WOLL: Wie wird sich das Sauerland in zehn Jahren darstellen? Wagen Sie eine Prognose?
Hans-Josef Vogel:
Wir werden digitaler und realer, globaler und lokaler, mobiler und ökologischer, älter und jünger, individueller und gemeinschaftlicher. Die Technikmöglichkeiten dazu sind alle da. Das müssen wir gestalten. Die Reise in die Zukunft wird eine Innovationsreise sein. Sonst kommen wir nicht an.

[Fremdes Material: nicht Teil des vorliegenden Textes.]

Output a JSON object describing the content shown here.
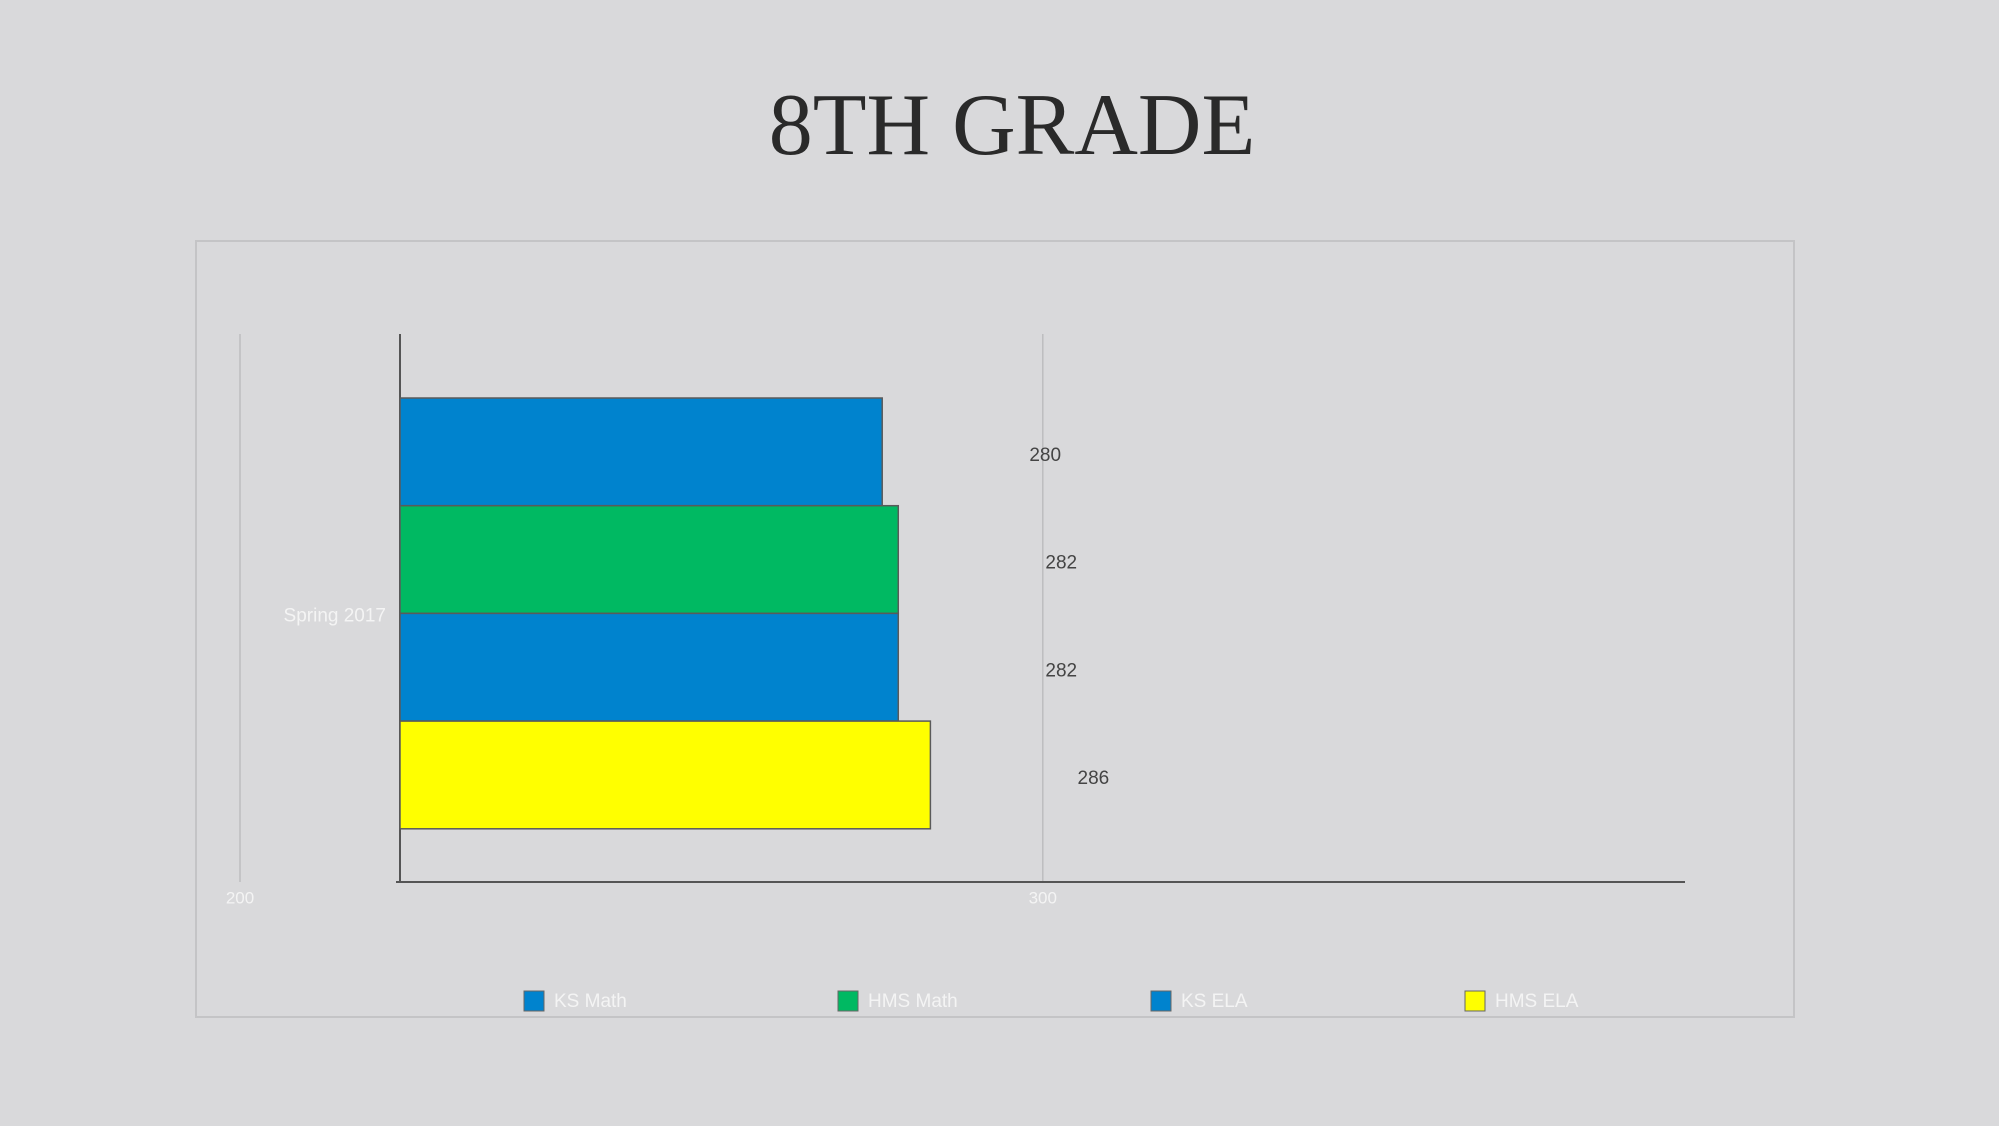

WOLL: Das Sauerland geht die Reise mit. Aber das ist noch nicht konkret. Wie könnte man beschreiben, wie es in zehn Jahren in Arnsberg oder Schmallenberg aussieht?
Hans-Josef Vogel:
Wir werden mehr ältere Menschen haben, die sich wesentlich mehr als heute bürgerschaftlich engagieren. Für die Ältesten werden wir Vorsorgeeinrichtungen haben. Gleichzeitig müssen wir jünger sein. Wir müssen mehr für junge Familien machen. Heute reicht es für viele, die hier leben wollen, nicht mehr aus, dass sie Schule und Kindergarten haben, sondern sie brauchen für die Kinder Ausbildungsorte außerhalb der Schule, nicht nur Schützen- und Sportvereine. Wie können wir Bildungsinitiativen in unseren Dörfern schaffen und unterstützen? Wir werden auch wesentlich digitaler sein. Dann haben wir die Chance, dass die Leute nicht mehr täglich in die großen Städte pendeln müssen. Was bleiben wird, ist diese Kombination Bodenständigkeit und Offenheit. Den Akzent setze ich auf eine stärkere Offenheit. Das gilt auch für die Zuwanderung. Wir haben erhebliche Probleme auf den Arbeitsmärkten, guten Nachwuchs zu bekommen. Das gilt auch für die Lehrerversorgung. Kinder, die nicht geboren worden sind, die können keine Eltern werden, die können aber auch keine Lehrer werden. Das Wichtigste auf dieser Innovationsreise ist, dass wir jungen Leuten Verantwortung übergeben. Wir müssen das als gesamte Gesellschaft mitmachen, insbesondere für diejenigen, die schwächer sind. Wenn Sie sich die Auswirkung der Pandemie auf das Schulwesen anschauen: Die Noten in den Abitur-Klassen sind tatsächlich besser geworden. Diese Schülerinnen und Schüler waren in der Lage allein zu arbeiten. Aber diejenigen, die zu Hause gar keine Unterstützung hatten oder die Motivation alleine zu arbeiten, um die müssen wir uns besonders kümmern. Wir brauchen jedes Kind.

WOLL: Wir bedanken uns herzlich für das Gespräch und wünschen Ihnen weiterhin eine gute Hand für Ihre Arbeit für den Regierungsbezirk Arnsberg und besonders für das Sauerland.